For information about FSA programs, visit your county USDA Service Center or go to www.fsa.usda.gov.

So look at this subsidy another way: the money you earn and spend in taxes to the federal government is going to support an industry that could not be economic but for its control of federal elected officials who are "doing good" by supporting a product that is at the root of hundreds of billions of health care costs (sugar in the food supply, a leading cause of health care costs and emergencies in the United States), that destroys the environment (sugar farming is a primary cause of the rampant pollution of the Everglades and dominates water management to the extent that it deprives Florida's coastal estuaries of sufficient water quantity and quality to survive, also impacting real property values) and poisons Democracy (sugar money funds through indirect and dark money channels political causes hostile to the public interest).

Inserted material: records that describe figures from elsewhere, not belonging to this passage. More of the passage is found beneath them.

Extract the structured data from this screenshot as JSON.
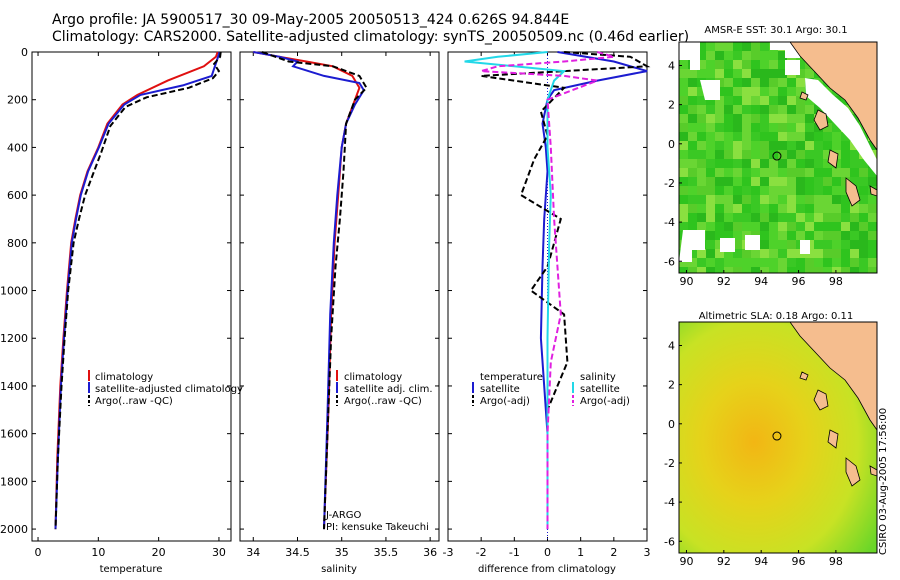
{
  "header": {
    "title_line1": "Argo profile: JA 5900517_30 09-May-2005 20050513_424 0.626S 94.844E",
    "title_line2": "Climatology: CARS2000. Satellite-adjusted climatology: synTS_20050509.nc (0.46d earlier)"
  },
  "footer": {
    "credit": "CSIRO 03-Aug-2005 17:56:00"
  },
  "colors": {
    "climatology": "#e01010",
    "satellite": "#1c1cd0",
    "argo": "#000000",
    "satellite_salinity": "#22d8e8",
    "argo_salinity": "#e020e0",
    "land": "#f5bd8e",
    "map_green": "#33cc22",
    "map_yellow": "#dde81c",
    "map_orange": "#f0b810"
  },
  "chart_data": [
    {
      "type": "line",
      "panel": "temperature",
      "xlabel": "temperature",
      "ylabel": "",
      "xlim": [
        -1,
        32
      ],
      "ylim": [
        2050,
        0
      ],
      "xticks": [
        0,
        10,
        20,
        30
      ],
      "yticks": [
        0,
        200,
        400,
        600,
        800,
        1000,
        1200,
        1400,
        1600,
        1800,
        2000
      ],
      "legend_position": "lower-right",
      "series": [
        {
          "name": "climatology",
          "style": "solid",
          "color": "#e01010",
          "x": [
            29.8,
            29.5,
            27.5,
            21.5,
            16.5,
            14.0,
            11.5,
            10.0,
            8.2,
            7.0,
            6.2,
            5.5,
            4.8,
            4.2,
            3.7,
            3.2,
            2.9
          ],
          "y": [
            0,
            20,
            60,
            120,
            180,
            220,
            300,
            400,
            500,
            600,
            700,
            800,
            1000,
            1200,
            1400,
            1700,
            2000
          ]
        },
        {
          "name": "satellite-adjusted climatology",
          "style": "solid",
          "color": "#1c1cd0",
          "x": [
            30.1,
            30.0,
            29.6,
            29.2,
            28.8,
            24.0,
            17.0,
            14.3,
            11.7,
            10.1,
            8.3,
            7.1,
            6.3,
            5.6,
            4.9,
            4.3,
            3.8,
            3.3,
            2.9
          ],
          "y": [
            0,
            10,
            40,
            70,
            100,
            140,
            180,
            220,
            300,
            400,
            500,
            600,
            700,
            800,
            1000,
            1200,
            1400,
            1700,
            2000
          ]
        },
        {
          "name": "Argo(..raw -QC)",
          "style": "dashed",
          "color": "#000000",
          "x": [
            30.3,
            30.2,
            29.2,
            30.0,
            29.0,
            25.0,
            18.0,
            14.5,
            12.0,
            10.5,
            9.0,
            7.8,
            6.8,
            5.9,
            5.0,
            4.4,
            3.9,
            3.3,
            2.9
          ],
          "y": [
            0,
            20,
            50,
            80,
            110,
            150,
            190,
            230,
            310,
            420,
            520,
            600,
            700,
            800,
            1000,
            1200,
            1400,
            1700,
            2000
          ]
        }
      ]
    },
    {
      "type": "line",
      "panel": "salinity",
      "xlabel": "salinity",
      "ylabel": "",
      "xlim": [
        33.85,
        36.1
      ],
      "ylim": [
        2050,
        0
      ],
      "xticks": [
        34,
        34.5,
        35,
        35.5,
        36
      ],
      "legend_position": "lower-right",
      "annotation_line1": "J-ARGO",
      "annotation_line2": "PI: kensuke Takeuchi",
      "series": [
        {
          "name": "climatology",
          "style": "solid",
          "color": "#e01010",
          "x": [
            34.0,
            34.3,
            34.6,
            34.9,
            35.12,
            35.2,
            35.15,
            35.05,
            35.0,
            34.96,
            34.92,
            34.88,
            34.85,
            34.8
          ],
          "y": [
            0,
            20,
            40,
            60,
            100,
            150,
            200,
            300,
            400,
            600,
            800,
            1100,
            1500,
            2000
          ]
        },
        {
          "name": "satellite adj. clim.",
          "style": "solid",
          "color": "#1c1cd0",
          "x": [
            34.0,
            34.3,
            34.5,
            34.45,
            34.8,
            35.2,
            35.25,
            35.15,
            35.05,
            35.0,
            34.95,
            34.91,
            34.87,
            34.84,
            34.8
          ],
          "y": [
            0,
            20,
            40,
            60,
            100,
            130,
            160,
            220,
            300,
            400,
            600,
            800,
            1100,
            1500,
            2000
          ]
        },
        {
          "name": "Argo(..raw -QC)",
          "style": "dashed",
          "color": "#000000",
          "x": [
            34.1,
            34.4,
            34.9,
            35.2,
            35.28,
            35.15,
            35.05,
            35.02,
            34.98,
            34.93,
            34.88,
            34.85,
            34.8
          ],
          "y": [
            0,
            40,
            60,
            100,
            150,
            200,
            300,
            500,
            700,
            900,
            1200,
            1500,
            2000
          ]
        }
      ]
    },
    {
      "type": "line",
      "panel": "difference",
      "xlabel": "difference from climatology",
      "ylabel": "",
      "xlim": [
        -3,
        3
      ],
      "ylim": [
        2050,
        0
      ],
      "xticks": [
        -3,
        -2,
        -1,
        0,
        1,
        2,
        3
      ],
      "legend_position": "lower-center",
      "legend_group_temperature": "temperature",
      "legend_group_salinity": "salinity",
      "series": [
        {
          "name": "satellite",
          "group": "temperature",
          "style": "solid",
          "color": "#1c1cd0",
          "x": [
            0.3,
            2.0,
            3.0,
            1.5,
            0.2,
            0.0,
            -0.15,
            -0.05,
            0.0,
            -0.1,
            -0.15,
            -0.2,
            -0.1,
            0.0,
            0.0,
            0.0
          ],
          "y": [
            0,
            40,
            80,
            120,
            160,
            200,
            300,
            400,
            500,
            700,
            900,
            1200,
            1400,
            1600,
            1800,
            2000
          ]
        },
        {
          "name": "Argo(-adj)",
          "group": "temperature",
          "style": "dashed",
          "color": "#000000",
          "x": [
            0.5,
            2.5,
            3.0,
            0.5,
            -2.0,
            0.5,
            -0.2,
            0.0,
            -0.4,
            -0.8,
            0.4,
            0.0,
            -0.5,
            0.5,
            0.6,
            0.0,
            0.0
          ],
          "y": [
            0,
            20,
            60,
            80,
            100,
            150,
            250,
            350,
            450,
            600,
            700,
            900,
            1000,
            1100,
            1300,
            1500,
            2000
          ]
        },
        {
          "name": "satellite",
          "group": "salinity",
          "style": "solid",
          "color": "#22d8e8",
          "x": [
            0.0,
            -1.5,
            -2.5,
            -1.0,
            0.5,
            0.2,
            0.0,
            0.0,
            0.1,
            0.05,
            0.0,
            0.0,
            0.0
          ],
          "y": [
            0,
            20,
            40,
            60,
            80,
            120,
            200,
            400,
            600,
            800,
            1200,
            1600,
            2000
          ]
        },
        {
          "name": "Argo(-adj)",
          "group": "salinity",
          "style": "dashed",
          "color": "#e020e0",
          "x": [
            1.5,
            2.0,
            0.5,
            -1.5,
            -2.0,
            0.5,
            1.5,
            0.0,
            0.1,
            0.2,
            0.4,
            0.1,
            0.0,
            0.0
          ],
          "y": [
            0,
            20,
            40,
            60,
            80,
            100,
            120,
            200,
            400,
            700,
            1100,
            1300,
            1600,
            2000
          ]
        }
      ]
    },
    {
      "type": "heatmap",
      "panel": "sst_map",
      "title": "AMSR-E SST: 30.1 Argo: 30.1",
      "xlim": [
        89.6,
        100.2
      ],
      "ylim": [
        -6.6,
        5.2
      ],
      "xticks": [
        90,
        92,
        94,
        96,
        98
      ],
      "yticks": [
        4,
        2,
        0,
        -2,
        -4,
        -6
      ],
      "argo_location": [
        94.844,
        -0.626
      ]
    },
    {
      "type": "heatmap",
      "panel": "sla_map",
      "title": "Altimetric SLA: 0.18 Argo: 0.11",
      "xlim": [
        89.6,
        100.2
      ],
      "ylim": [
        -6.6,
        5.2
      ],
      "xticks": [
        90,
        92,
        94,
        96,
        98
      ],
      "yticks": [
        4,
        2,
        0,
        -2,
        -4,
        -6
      ],
      "argo_location": [
        94.844,
        -0.626
      ]
    }
  ]
}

So here is one New Year's resolution for 2014: write to your elected officials or call them and demand that they take a "No Sugar Money Pledge". It is the only way to get the point across that the special treatment for Big Sugar must stop.

1 comment:

Anonymous said...

The only thing that kills a farm subsidy is the collapse of crop market.

Growing up 30 years ago in eastern North Carolina 90% of the land was in tobacco production complete with price supports, now it's virtually nonexistent. Replaced by hogs, turkey, cotton and landscape nurseries. Why? people quit smoking, no money left to buy elections and it all went away.

So maybe no-big-gulps Bloomberg was on the right track?

But if you thought nicotine was addictive, wait until you try to wean the public off sugar.